De Geisel a Dilma
JOSÉ NEGREIROS
O Globo - 01/09/2011
Um ano depois de o ministro Mário Henrique Simonsen haver deixado o governo Figueiredo, em agosto de 1979, eu e o jornalista Fernando Martins almoçamos com ele. Além de economista genial, "O Mário", como os íntimos o chamavam, foi um dos mais irreverentes tecnocratas brasileiros. Tinha um senso de humor afiadíssimo. A oportunidade, então, era imperdível para esclarecer uma curiosidade nacional: quantas vezes mesmo ele havia pedido demissão ao presidente Geisel, um general sisudo, que infundia temor reverencial nas pessoas.
Simonsen sorriu: "Foram só três." Conte uma, pedimos. "A mais engraçada: uma vez ele gritou comigo durante uma audiência. Eu me levantei e disse que ia embora, pois não admitia gritos. O presidente explicou que não estava gritando, e sim falando alto, porque era descendente de alemães. "Todos lá em casa falam assim", argumentou. E me convidou para jogar biriba em sua casa de Teresópolis, para comprovar a história. "O Sr. também pode gritar comigo", ironizou Geisel." O Mário foi e constatou que era verdade. "E aí?", indagamos. "Nossos despachos passaram a ser aos berros!", respondeu ele.
Recorro a Simonsen para justificar a semelhança que vejo entre Geisel e a presidente Dilma Rousseff, em quem muitos apontam modos rudes no trato com os subordinados. Vai ver ninguém testou ainda seu estilo joelhaço do Analista de Bagé. Até porque não fica por aí seu parentesco com o general. A especialidade de Geisel, a exemplo de Dilma, era energia. Foi presidente da Petrobras e um apaixonado pelo assunto, a ponto de tornar-se avô do Proálcool, o plano de autossuficiência energética que mitigou a crise dos anos oitenta.
Dilma é ex-ministra de Minas e Energia, onde revelou seu talento de CEO ao formular a nova política setorial após o apagão de 2001. Shigeaki Ueki, um japonesinho de 1,5 metro, cria política de Geisel, é quem comandou a pasta no governo do penúltimo presidente da ditadura. Auxiliares do trabalho de apoio administrativo do Palácio do Planalto na época contam que muitas vezes Ueki deixava o gabinete mais importante do terceiro andar com os olhos cheios de lágrimas, depois de puxões de orelha que fariam as broncas de Dilma parecerem um afago.
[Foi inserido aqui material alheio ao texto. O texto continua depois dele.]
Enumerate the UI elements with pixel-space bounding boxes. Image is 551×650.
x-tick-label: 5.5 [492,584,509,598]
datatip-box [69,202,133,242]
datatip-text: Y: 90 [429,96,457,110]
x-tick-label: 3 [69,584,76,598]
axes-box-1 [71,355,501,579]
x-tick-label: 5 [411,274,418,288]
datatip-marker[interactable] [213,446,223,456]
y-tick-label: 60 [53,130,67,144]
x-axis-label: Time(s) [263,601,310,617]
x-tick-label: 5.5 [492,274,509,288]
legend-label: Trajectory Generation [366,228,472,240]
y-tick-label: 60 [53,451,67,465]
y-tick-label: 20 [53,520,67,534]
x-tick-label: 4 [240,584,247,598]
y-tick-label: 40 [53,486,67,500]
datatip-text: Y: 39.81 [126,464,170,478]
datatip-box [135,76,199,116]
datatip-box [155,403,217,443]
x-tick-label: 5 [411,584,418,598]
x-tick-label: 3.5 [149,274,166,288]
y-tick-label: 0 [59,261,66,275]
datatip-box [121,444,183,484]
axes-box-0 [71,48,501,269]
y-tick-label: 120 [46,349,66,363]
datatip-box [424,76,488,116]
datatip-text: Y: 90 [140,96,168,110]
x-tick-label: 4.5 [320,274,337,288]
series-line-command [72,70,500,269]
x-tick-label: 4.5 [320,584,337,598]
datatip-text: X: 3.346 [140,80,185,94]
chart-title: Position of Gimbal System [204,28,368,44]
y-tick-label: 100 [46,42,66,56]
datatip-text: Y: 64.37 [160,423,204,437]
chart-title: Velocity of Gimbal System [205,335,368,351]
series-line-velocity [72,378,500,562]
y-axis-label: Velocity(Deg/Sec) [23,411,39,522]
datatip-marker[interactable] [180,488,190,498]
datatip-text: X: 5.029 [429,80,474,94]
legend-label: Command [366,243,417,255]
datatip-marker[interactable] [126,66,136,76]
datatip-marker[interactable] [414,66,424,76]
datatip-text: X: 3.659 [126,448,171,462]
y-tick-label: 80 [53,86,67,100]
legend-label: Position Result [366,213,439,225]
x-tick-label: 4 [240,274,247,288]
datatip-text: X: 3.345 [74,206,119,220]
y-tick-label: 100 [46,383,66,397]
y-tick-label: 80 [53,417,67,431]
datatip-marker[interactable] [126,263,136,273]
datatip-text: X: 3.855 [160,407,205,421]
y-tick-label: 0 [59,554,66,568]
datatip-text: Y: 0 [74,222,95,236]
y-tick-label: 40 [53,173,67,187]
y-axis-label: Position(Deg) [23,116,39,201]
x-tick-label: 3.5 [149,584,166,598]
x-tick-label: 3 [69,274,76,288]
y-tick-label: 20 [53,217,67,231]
Outro traço comum ao temperamento de ambos é a obsessão pelo detalhe. Geisel gostava de ler Código Tributário, literatura capaz de entediar budista. Lia e anotava observações nas bordas daqueles compêndios de alíquotas e pedregulho financeiro. Dilma o imitou no caso do Código Florestal que tramita no Congresso. Ela levou para casa, leu a íntegra, revisou trechos confusos, e passou um sabão em que escreveu as besteiras detectadas no texto. Gaúcho como ela, que fez no Rio Grande sua graduação política, Geisel, por razões óbvias, era uma Dilma sentado naquela cadeira.
No final do expediente, a mesa estava arrumada como a de um colegial, e a roupa, impecável, sem um amassado. Parecia que tinha se vestido naquele momento. Andava empertigado, preparado para uma constante revista à tropa. E sobretudo não gostava de político. Gostava de mandar.